# Regnum Silenti - my 2012 yard display



## Offwhiteknight (Sep 17, 2008)

First of all, more pictures (taken with my iPhone; my DSL didn't do that much better, it's just not suited for night shots) can be found in my profile album.

Second, I think I finally found a name I like. Regnum Silenti translated roughly means Kingdom of Silence. From a mistranslation of Kingdom of the Dead. Next year will hopefully include more cemetery elements *and* LED pin spots on them.

The skeleton is a Costco pose-n-stay, with fake hair from the Dollar Tree hotglued on. My four year old wanted a part of the display to be a girl...hence the hair. Since it was red hair she named it Ariel. Unintentionally creepy...

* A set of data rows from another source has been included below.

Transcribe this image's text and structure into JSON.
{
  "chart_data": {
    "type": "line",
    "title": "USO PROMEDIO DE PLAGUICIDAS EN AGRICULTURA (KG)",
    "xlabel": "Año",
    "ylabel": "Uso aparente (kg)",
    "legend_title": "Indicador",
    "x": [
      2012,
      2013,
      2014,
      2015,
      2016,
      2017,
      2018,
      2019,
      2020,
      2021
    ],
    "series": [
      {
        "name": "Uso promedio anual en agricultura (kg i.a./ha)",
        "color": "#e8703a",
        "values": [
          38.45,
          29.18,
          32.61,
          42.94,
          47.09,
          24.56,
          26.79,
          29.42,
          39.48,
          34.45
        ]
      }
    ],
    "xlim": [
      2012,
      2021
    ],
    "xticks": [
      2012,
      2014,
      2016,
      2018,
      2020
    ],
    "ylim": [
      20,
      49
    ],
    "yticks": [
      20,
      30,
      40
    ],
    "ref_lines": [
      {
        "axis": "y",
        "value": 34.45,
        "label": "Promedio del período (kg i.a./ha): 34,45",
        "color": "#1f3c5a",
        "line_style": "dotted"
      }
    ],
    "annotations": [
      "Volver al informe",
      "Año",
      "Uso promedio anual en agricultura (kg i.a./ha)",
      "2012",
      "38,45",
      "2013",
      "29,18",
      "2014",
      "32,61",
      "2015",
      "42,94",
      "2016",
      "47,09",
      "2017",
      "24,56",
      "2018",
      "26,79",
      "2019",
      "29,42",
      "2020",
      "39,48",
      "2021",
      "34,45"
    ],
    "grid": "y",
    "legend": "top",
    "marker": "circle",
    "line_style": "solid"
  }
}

Also, thanks go to guys like Pumpkinrot, Skull-n-Bones and anyone else who has done pumpkin kreeps or anything pumpkin related. Love those guys, made my first one about 4 years ago I think.

Anyway, here they go...


----------



## jdubbya (Nov 6, 2005)

The pumpkin guy is awesome and Ariel is a hoot. Very kid friendly. Your lighting looks good from the pic as well!


----------



## Offwhiteknight (Sep 17, 2008)

That's funny you say kid friendly. My youngest was scared of the whole thing after an unfortunate stringing up the bat incident and I had one kid too scared to come up the drive to TOT. But then again, I go for atmosphere instead or gore or pop-up scares, so maybe it does count as kid friendly.

Thanks!


----------



## jdubbya (Nov 6, 2005)

Offwhiteknight said:


> That's funny you say kid friendly. My youngest was scared of the whole thing after an unfortunate stringing up the bat incident and I had one kid too scared to come up the drive to TOT. But then again, I go for atmosphere instead or gore or pop-up scares, so maybe it does count as kid friendly.
> 
> Thanks!


Should have clarified that Ariel is kid friendly. The pumpkinrot character is pretty sinister looking, as it should be! We don't use gore either, and also go for atmospheric scares/tension.


----------



## Pumpkin5 (Aug 8, 2010)

:jol:I like it (and I loved your album too)...and I am sure a little fright on Halloween is called for. Kids are resilient...they bounce right back, and if they don't deal with chills and thrills as little ones, they grow up being scared of the dark....I like how you hid your spotlights with the pumpkins. Very creative subterfuge!


----------



## RoxyBlue (Oct 6, 2008)

So the question is, why IS that one pumpkinkreep so happy when the others are so deliciously eerie?:jol:

I think the story about your daughter wanting a girl in the display is charming


----------



## Lunatic (Oct 3, 2006)

Love that pumpkin creep!


----------



## Hairazor (Mar 13, 2012)

I like your use of red and green lighting and your pumpkinkreep is really hot!


----------